The rise of fake news is one of the downsides of the internet age and concern over the problem is global. Aggravating the problem, much information remains unknown regarding the vulnerabilities of individuals, institutions and society to manipulations by malicious actors. Resolving the problem using natural language processing is a hot topic of discussion among data scientists.
The project focuses on implementing Natural Language Processing on a dataset consisting of claims and a list of articles supporting those claims, there by developing a supervised machine learning model that will be able to predict the truthness label of each claim from one of the three categories namely "True", "Partly Ture" and "False".
Extending further, considering the claim labels in the dataset as "ground truth", we analyse the predictions of claims made by prominent US politicians to deduce the degree of fake news being spread.

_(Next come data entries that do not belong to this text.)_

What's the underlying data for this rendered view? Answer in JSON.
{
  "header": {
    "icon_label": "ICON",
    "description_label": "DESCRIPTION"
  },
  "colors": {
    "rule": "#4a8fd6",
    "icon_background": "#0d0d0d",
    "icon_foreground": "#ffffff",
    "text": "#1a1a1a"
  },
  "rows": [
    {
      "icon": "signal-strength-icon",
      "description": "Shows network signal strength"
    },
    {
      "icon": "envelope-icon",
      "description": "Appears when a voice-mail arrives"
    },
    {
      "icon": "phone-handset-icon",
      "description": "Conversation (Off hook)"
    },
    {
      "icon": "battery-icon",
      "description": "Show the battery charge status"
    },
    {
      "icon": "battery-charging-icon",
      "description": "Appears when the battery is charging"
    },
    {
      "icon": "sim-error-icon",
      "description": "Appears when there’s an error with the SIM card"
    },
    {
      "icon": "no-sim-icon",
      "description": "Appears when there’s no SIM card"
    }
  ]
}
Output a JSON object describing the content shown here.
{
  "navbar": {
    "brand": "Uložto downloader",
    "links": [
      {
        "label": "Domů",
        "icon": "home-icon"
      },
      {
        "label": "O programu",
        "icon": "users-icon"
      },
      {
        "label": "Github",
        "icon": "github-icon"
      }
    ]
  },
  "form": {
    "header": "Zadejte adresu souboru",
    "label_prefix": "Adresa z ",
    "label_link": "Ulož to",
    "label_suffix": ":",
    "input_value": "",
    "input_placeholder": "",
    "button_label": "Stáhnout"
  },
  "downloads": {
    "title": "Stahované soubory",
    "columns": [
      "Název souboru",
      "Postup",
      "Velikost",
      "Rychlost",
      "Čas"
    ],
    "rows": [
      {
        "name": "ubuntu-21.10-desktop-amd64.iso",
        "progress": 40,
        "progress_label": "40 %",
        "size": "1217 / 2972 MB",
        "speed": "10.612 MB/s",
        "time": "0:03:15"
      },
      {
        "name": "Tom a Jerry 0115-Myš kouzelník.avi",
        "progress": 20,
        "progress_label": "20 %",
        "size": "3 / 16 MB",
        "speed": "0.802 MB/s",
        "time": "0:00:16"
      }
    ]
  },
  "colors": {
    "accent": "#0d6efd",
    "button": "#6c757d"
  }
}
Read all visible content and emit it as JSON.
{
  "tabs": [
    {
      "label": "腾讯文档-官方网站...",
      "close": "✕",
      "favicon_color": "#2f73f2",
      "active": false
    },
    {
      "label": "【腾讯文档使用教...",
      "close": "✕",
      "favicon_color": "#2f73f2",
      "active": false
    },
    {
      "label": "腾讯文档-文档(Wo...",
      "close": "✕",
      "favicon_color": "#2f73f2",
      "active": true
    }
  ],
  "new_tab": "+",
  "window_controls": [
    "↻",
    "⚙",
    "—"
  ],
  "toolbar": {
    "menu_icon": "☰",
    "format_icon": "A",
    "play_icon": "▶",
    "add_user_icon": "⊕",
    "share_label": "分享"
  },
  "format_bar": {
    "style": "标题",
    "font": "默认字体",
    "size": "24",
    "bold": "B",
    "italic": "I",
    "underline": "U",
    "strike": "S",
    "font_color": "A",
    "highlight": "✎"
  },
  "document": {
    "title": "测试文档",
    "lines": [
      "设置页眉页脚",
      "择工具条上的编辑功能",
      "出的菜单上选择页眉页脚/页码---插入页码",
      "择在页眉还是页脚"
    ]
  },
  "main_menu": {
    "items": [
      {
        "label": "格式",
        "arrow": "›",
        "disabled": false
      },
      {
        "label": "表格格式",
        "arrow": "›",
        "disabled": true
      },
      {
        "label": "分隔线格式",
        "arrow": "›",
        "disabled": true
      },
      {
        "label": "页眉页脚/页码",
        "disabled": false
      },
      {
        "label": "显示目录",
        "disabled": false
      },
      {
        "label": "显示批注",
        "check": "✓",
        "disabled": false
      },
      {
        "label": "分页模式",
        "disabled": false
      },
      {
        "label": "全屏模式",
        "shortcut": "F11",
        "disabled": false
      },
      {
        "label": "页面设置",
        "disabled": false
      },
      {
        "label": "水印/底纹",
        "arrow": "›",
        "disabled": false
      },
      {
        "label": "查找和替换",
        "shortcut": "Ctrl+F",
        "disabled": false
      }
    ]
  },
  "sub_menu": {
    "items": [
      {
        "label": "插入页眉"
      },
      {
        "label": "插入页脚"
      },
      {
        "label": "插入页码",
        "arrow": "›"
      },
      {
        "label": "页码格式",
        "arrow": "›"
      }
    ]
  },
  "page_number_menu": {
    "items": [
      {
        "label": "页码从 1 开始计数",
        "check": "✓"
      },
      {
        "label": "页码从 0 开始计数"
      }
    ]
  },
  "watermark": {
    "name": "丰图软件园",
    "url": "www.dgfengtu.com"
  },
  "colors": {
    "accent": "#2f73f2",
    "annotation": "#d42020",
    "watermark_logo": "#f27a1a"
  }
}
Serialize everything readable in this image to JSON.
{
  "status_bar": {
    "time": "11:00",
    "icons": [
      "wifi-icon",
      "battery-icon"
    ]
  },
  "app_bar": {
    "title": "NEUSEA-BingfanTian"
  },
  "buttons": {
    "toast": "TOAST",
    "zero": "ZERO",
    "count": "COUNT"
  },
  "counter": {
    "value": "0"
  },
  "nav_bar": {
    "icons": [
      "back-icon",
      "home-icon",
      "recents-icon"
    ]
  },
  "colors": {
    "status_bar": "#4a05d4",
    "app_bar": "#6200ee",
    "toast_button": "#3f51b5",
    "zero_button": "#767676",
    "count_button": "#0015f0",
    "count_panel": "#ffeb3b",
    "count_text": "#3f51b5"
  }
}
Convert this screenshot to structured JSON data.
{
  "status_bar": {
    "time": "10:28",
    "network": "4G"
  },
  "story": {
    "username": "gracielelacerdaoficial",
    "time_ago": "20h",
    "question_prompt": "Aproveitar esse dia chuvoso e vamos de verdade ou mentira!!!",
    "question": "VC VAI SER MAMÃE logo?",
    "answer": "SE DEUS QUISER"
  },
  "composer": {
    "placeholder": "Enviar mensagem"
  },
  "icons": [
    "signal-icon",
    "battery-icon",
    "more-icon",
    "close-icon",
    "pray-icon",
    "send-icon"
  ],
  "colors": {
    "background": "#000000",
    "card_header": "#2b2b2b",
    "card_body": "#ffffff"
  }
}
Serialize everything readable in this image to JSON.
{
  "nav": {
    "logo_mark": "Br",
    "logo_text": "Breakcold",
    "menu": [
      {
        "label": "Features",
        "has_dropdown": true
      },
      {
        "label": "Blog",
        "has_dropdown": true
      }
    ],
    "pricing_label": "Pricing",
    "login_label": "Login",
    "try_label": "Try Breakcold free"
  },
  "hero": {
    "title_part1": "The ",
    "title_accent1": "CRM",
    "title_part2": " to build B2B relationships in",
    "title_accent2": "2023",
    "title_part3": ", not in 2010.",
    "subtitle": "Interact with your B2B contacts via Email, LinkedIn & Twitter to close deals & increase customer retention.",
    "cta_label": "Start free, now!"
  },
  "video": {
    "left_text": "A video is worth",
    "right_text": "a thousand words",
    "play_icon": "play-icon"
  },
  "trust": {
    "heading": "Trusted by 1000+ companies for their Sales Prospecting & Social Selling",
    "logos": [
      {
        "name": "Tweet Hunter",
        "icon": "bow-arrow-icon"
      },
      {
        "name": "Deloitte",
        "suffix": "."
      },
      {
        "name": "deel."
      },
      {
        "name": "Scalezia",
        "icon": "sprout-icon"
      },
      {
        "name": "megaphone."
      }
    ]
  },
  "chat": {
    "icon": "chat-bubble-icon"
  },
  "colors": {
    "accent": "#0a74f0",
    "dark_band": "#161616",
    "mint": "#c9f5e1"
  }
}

The chosen dataset has features like:
1. date - when the claim was made
2. id - unique identifier for each claim
3. label - truthness category
4. claim - headline or brief statement
5. article id's - Id's of articles related to the claim
6. claimant - name of the person/organization made the claim
The code to concatenate the articles and preprocess them along with the claims was taking considerable amount of time (910 Sec). In order to speed up the code as well as improve the accuracy of the predictions cosine similarity is used to perform text summarization on articles and the function clean_data
was modified to speed up the process involved in the cleaning of the text. The entire changes helped to speed up the code by 2.81 times.